Hypatia, the best known painting of the English painter Charles William Mitchell and presently on display at the Laing Art Gallery, Newcastle upon Tyne, England, was likely inspired by the Charles Kingsley novel ‘Hypatia, or New Foes with an Old Face’, depicting the life of the philosopher, astronomer and mathematician of the same name, who lived in Alexandria, the then part of the Eastern Roman Empire, where she taught philosophy and astronomy.
While Hypatia was the first female mathematician whose life is reasonably well recorded, Charles William Mitchell was an English Pre-Raphaelite painter, who was born just after the dissolution of the Pre-Raphaelite Brotherhood and was clearly influenced by another English Pre-Raphaelite painter, John William Waterhouse.

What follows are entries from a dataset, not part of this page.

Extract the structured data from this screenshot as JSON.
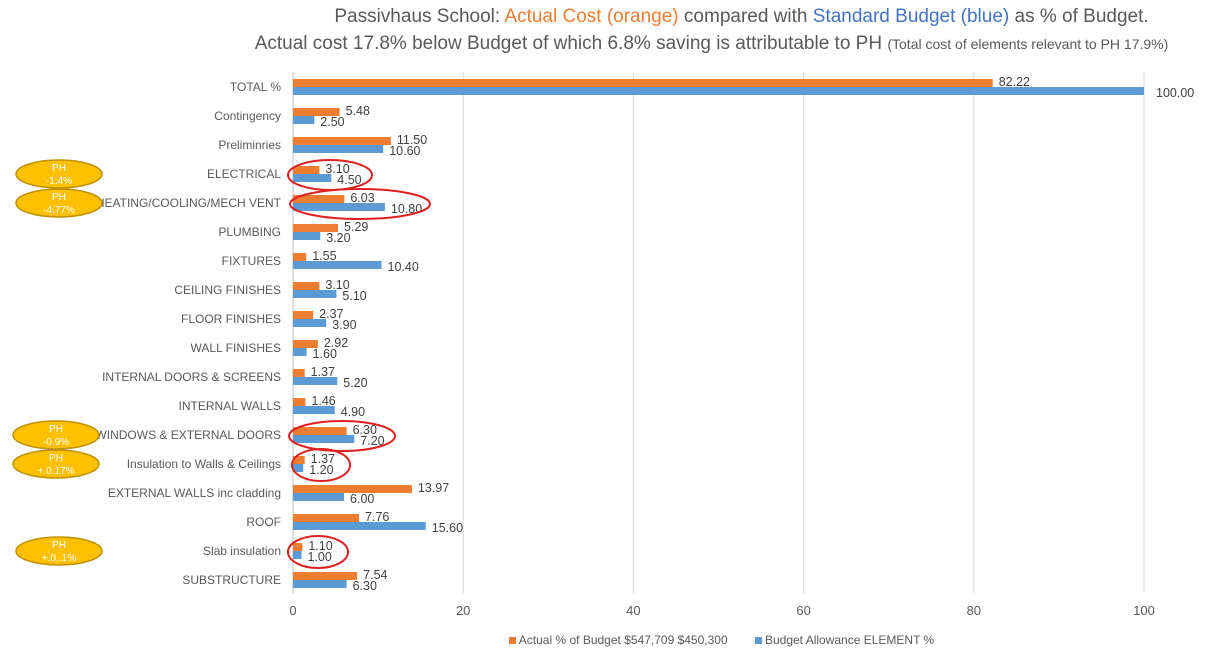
{
  "title": {
    "line1_prefix": "Passivhaus School: ",
    "line1_actual": "Actual Cost (orange)",
    "line1_mid": " compared with ",
    "line1_budget": "Standard Budget (blue)",
    "line1_suffix": " as % of Budget.",
    "line2_main": "Actual cost 17.8% below Budget of which 6.8% saving is attributable to PH ",
    "line2_small": "(Total cost of elements relevant to PH 17.9%)"
  },
  "chart_data": {
    "type": "bar",
    "orientation": "horizontal",
    "title": "Passivhaus School: Actual Cost (orange) compared with Standard Budget (blue) as % of Budget.",
    "subtitle": "Actual cost 17.8% below Budget of which 6.8% saving is attributable to PH (Total cost of elements relevant to PH 17.9%)",
    "categories": [
      "TOTAL %",
      "Contingency",
      "Preliminries",
      "ELECTRICAL",
      "HEATING/COOLING/MECH VENT",
      "PLUMBING",
      "FIXTURES",
      "CEILING FINISHES",
      "FLOOR FINISHES",
      "WALL FINISHES",
      "INTERNAL DOORS & SCREENS",
      "INTERNAL WALLS",
      "WINDOWS & EXTERNAL DOORS",
      "Insulation to Walls & Ceilings",
      "EXTERNAL WALLS inc cladding",
      "ROOF",
      "Slab insulation",
      "SUBSTRUCTURE"
    ],
    "series": [
      {
        "name": "Actual % of Budget $547,709 $450,300",
        "color": "#ed7d31",
        "values": [
          82.22,
          5.48,
          11.5,
          3.1,
          6.03,
          5.29,
          1.55,
          3.1,
          2.37,
          2.92,
          1.37,
          1.46,
          6.3,
          1.37,
          13.97,
          7.76,
          1.1,
          7.54
        ]
      },
      {
        "name": "Budget Allowance ELEMENT %",
        "color": "#5b9bd5",
        "values": [
          100.0,
          2.5,
          10.6,
          4.5,
          10.8,
          3.2,
          10.4,
          5.1,
          3.9,
          1.6,
          5.2,
          4.9,
          7.2,
          1.2,
          6.0,
          15.6,
          1.0,
          6.3
        ]
      }
    ],
    "xlim": [
      0,
      100
    ],
    "xticks": [
      "0",
      "20",
      "40",
      "60",
      "80",
      "100"
    ],
    "grid": true,
    "legend_position": "bottom",
    "highlighted_categories": [
      "ELECTRICAL",
      "HEATING/COOLING/MECH VENT",
      "WINDOWS & EXTERNAL DOORS",
      "Insulation to Walls & Ceilings",
      "Slab insulation"
    ],
    "annotations": [
      {
        "category": "ELECTRICAL",
        "line1": "PH",
        "line2": "-1.4%"
      },
      {
        "category": "HEATING/COOLING/MECH VENT",
        "line1": "PH",
        "line2": "-4.77%"
      },
      {
        "category": "WINDOWS & EXTERNAL DOORS",
        "line1": "PH",
        "line2": "-0.9%"
      },
      {
        "category": "Insulation to Walls & Ceilings",
        "line1": "PH",
        "line2": "+.0.17%"
      },
      {
        "category": "Slab insulation",
        "line1": "PH",
        "line2": "+.0..1%"
      }
    ]
  },
  "colors": {
    "actual": "#ed7d31",
    "budget": "#5b9bd5",
    "grid": "#d9d9d9",
    "highlight_ring": "#e02020",
    "badge_fill": "#ffc000",
    "badge_stroke": "#bf9000"
  }
}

The story of Hyptia is stranger than fiction. Possibly born between 350 and 370 AD, in a men dominated world, she remained unmarried and dedicate her life for science and teaching.

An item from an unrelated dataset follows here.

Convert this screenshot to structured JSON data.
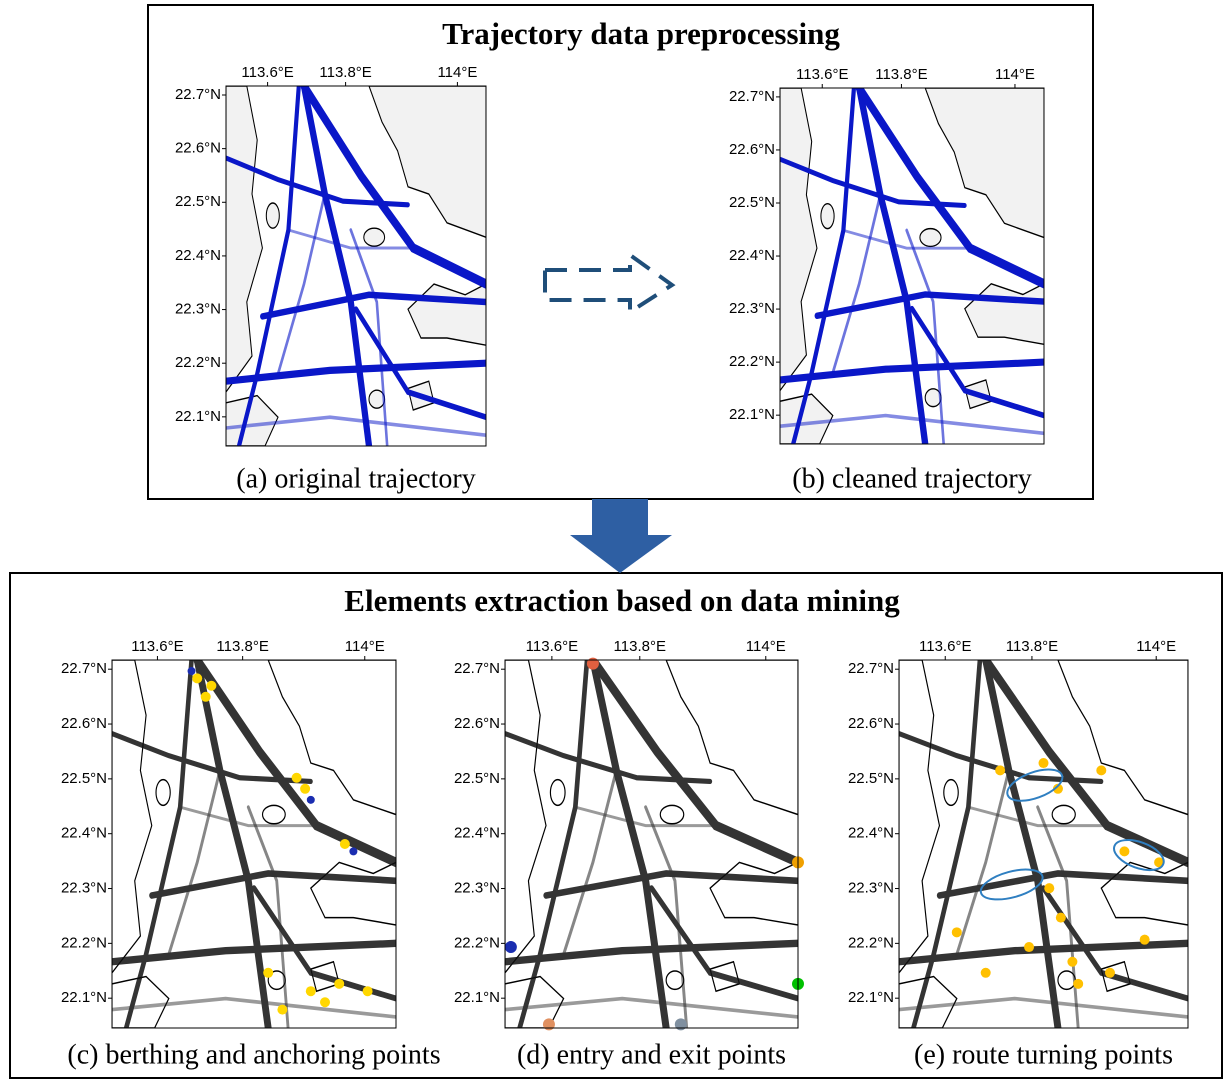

Known for her dignity and virtue, she headed the Neoplatonic School in Alexandria, where she taught philosophy and astronomy, and was loved and appreciated for her method of teachings by both the pagan and Christian students alike. She has been credited with writing commentaries on the thirteen-volume Arithmetica of Diophantus and also commentaries on Apollonius of Perga’s treatise on conic sections in geometry. Apart from that, she was a prominent thinker and a wise counsellor in Alexandria, used to deliver public lectures, which were attended by government officials seeking her advice on different matters, and established great influence with the political elite in Alexandria.
With the progress of time, Hypatia became more popular and at the same time influential, but her increasing popularity inspired a fatal envy in the bishop. Unfortunately, that was the time when the political situation of Alexandria was increasingly becoming complicated, as the Christians became desperate to make Alexandria a Christian city. Apart from that, her female identity earned the wrath and jealousy of her Christian adversaries, who were dogged on restricting the influence of women in every sphere.

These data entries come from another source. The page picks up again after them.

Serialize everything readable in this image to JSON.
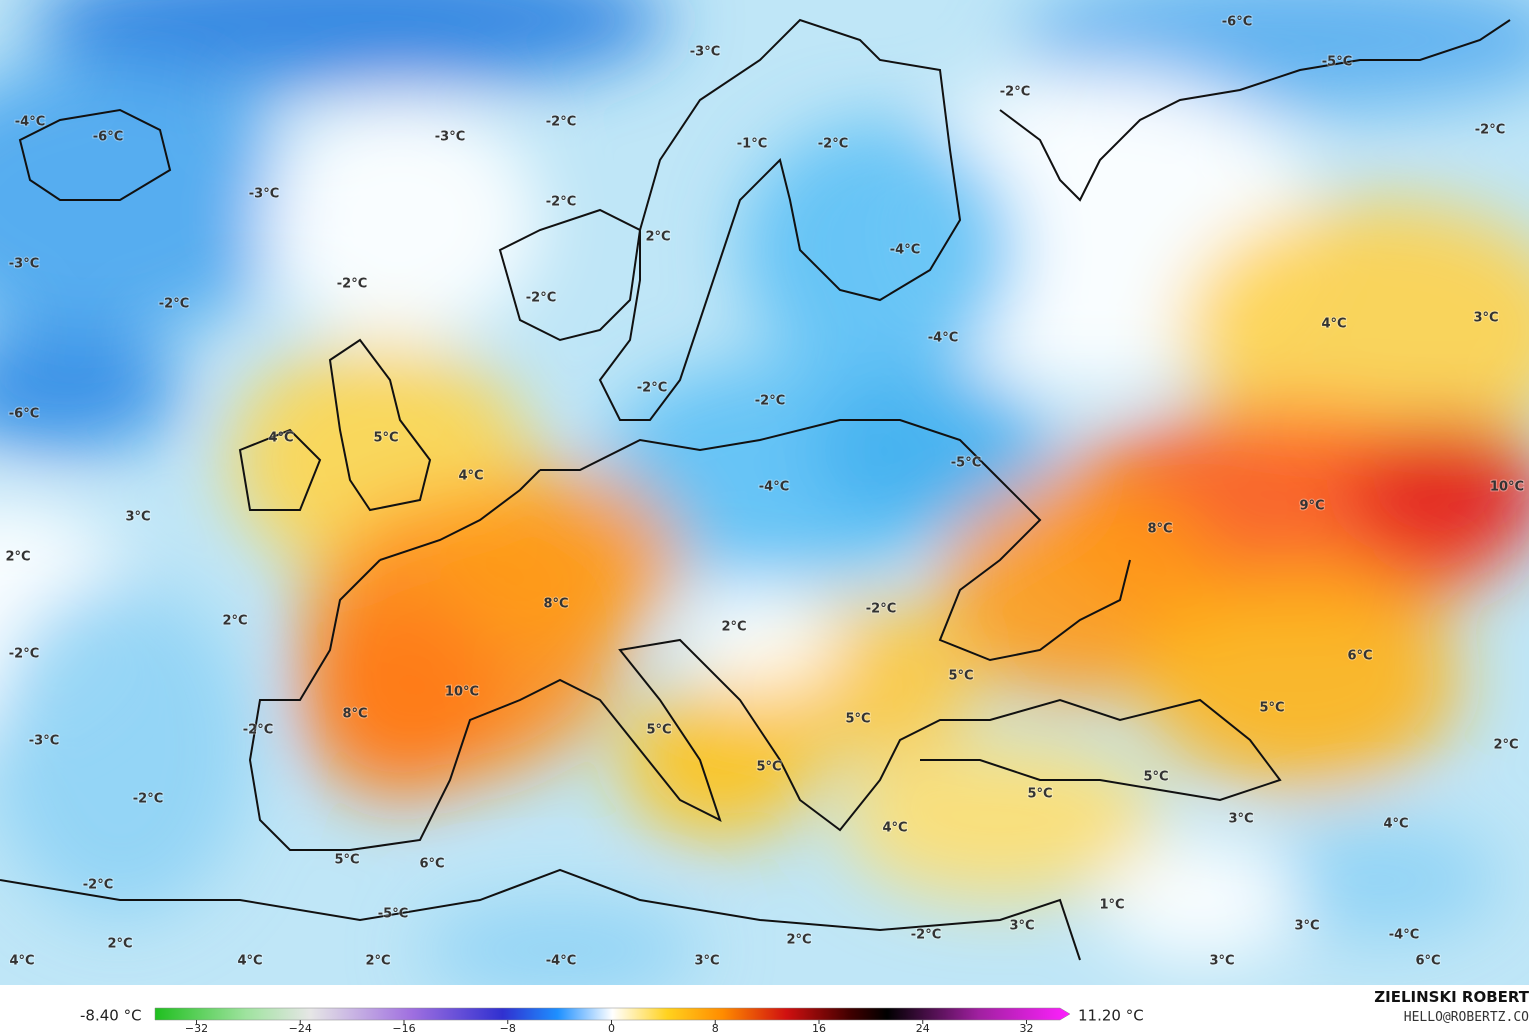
{
  "map": {
    "labels": [
      "-6°C",
      "-5°C",
      "-2°C",
      "-2°C",
      "-3°C",
      "-2°C",
      "-1°C",
      "-2°C",
      "-3°C",
      "-6°C",
      "-4°C",
      "-3°C",
      "-2°C",
      "2°C",
      "-4°C",
      "-3°C",
      "-2°C",
      "-2°C",
      "-2°C",
      "4°C",
      "3°C",
      "-4°C",
      "-2°C",
      "-2°C",
      "-6°C",
      "4°C",
      "5°C",
      "-5°C",
      "4°C",
      "-4°C",
      "10°C",
      "9°C",
      "3°C",
      "8°C",
      "2°C",
      "8°C",
      "-2°C",
      "2°C",
      "2°C",
      "-2°C",
      "6°C",
      "5°C",
      "10°C",
      "8°C",
      "5°C",
      "5°C",
      "-2°C",
      "5°C",
      "-3°C",
      "2°C",
      "5°C",
      "5°C",
      "5°C",
      "-2°C",
      "3°C",
      "4°C",
      "4°C",
      "5°C",
      "6°C",
      "-2°C",
      "1°C",
      "-5°C",
      "3°C",
      "3°C",
      "-2°C",
      "-4°C",
      "2°C",
      "2°C",
      "4°C",
      "4°C",
      "2°C",
      "-4°C",
      "3°C",
      "3°C",
      "6°C"
    ]
  },
  "colorbar": {
    "min_label": "-8.40 °C",
    "max_label": "11.20 °C",
    "xlim": [
      -35.2,
      35.2
    ],
    "ticks": [
      {
        "value": -32,
        "label": "−32"
      },
      {
        "value": -24,
        "label": "−24"
      },
      {
        "value": -16,
        "label": "−16"
      },
      {
        "value": -8,
        "label": "−8"
      },
      0,
      8,
      16,
      24,
      32
    ]
  },
  "credit": {
    "name": "ZIELINSKI ROBERT",
    "site": "HELLO@ROBERTZ.CO"
  }
}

Eventually, she became embroiled in a bitter feud between Orestes, her former student, as well as the Roman governor of Alexandria, and Cyril, the Bishop of Alexandria, over local Jewish dancing exhibitions. Finally, on an early spring day in March 415 AD, a frenzied Christian mob, led by a lector named Peter, forcibly pulled down the city’s beloved and respected teacher of mathematics and philosophy from her carriage on a street in Alexandria, dragged her to a church, stripped her naked and brutally battered her to death.
Hypatia, an oil on canvas painting created in 1885 by Charles William Mitchell, depicts a beautiful young naked woman, with her long, golden tresses clasped to her right breast and also covering her genitalia, her left hand raised helplessly in the dark austere interior of a church, contrasting with her luminous beauty, leaning back against a carved stone altar, while her expression is anxious, signifying the moment before her brutal murder. The painting undoubtedly evidences the artistic genius Charles William Mitchell in creating a spectacular scene using contrasting colours, realistic details and evocative symbols. However, the painting may also signify the threatening of the barbaric forces of religious fanaticism disturbing the harmony of the nostalgic classical world.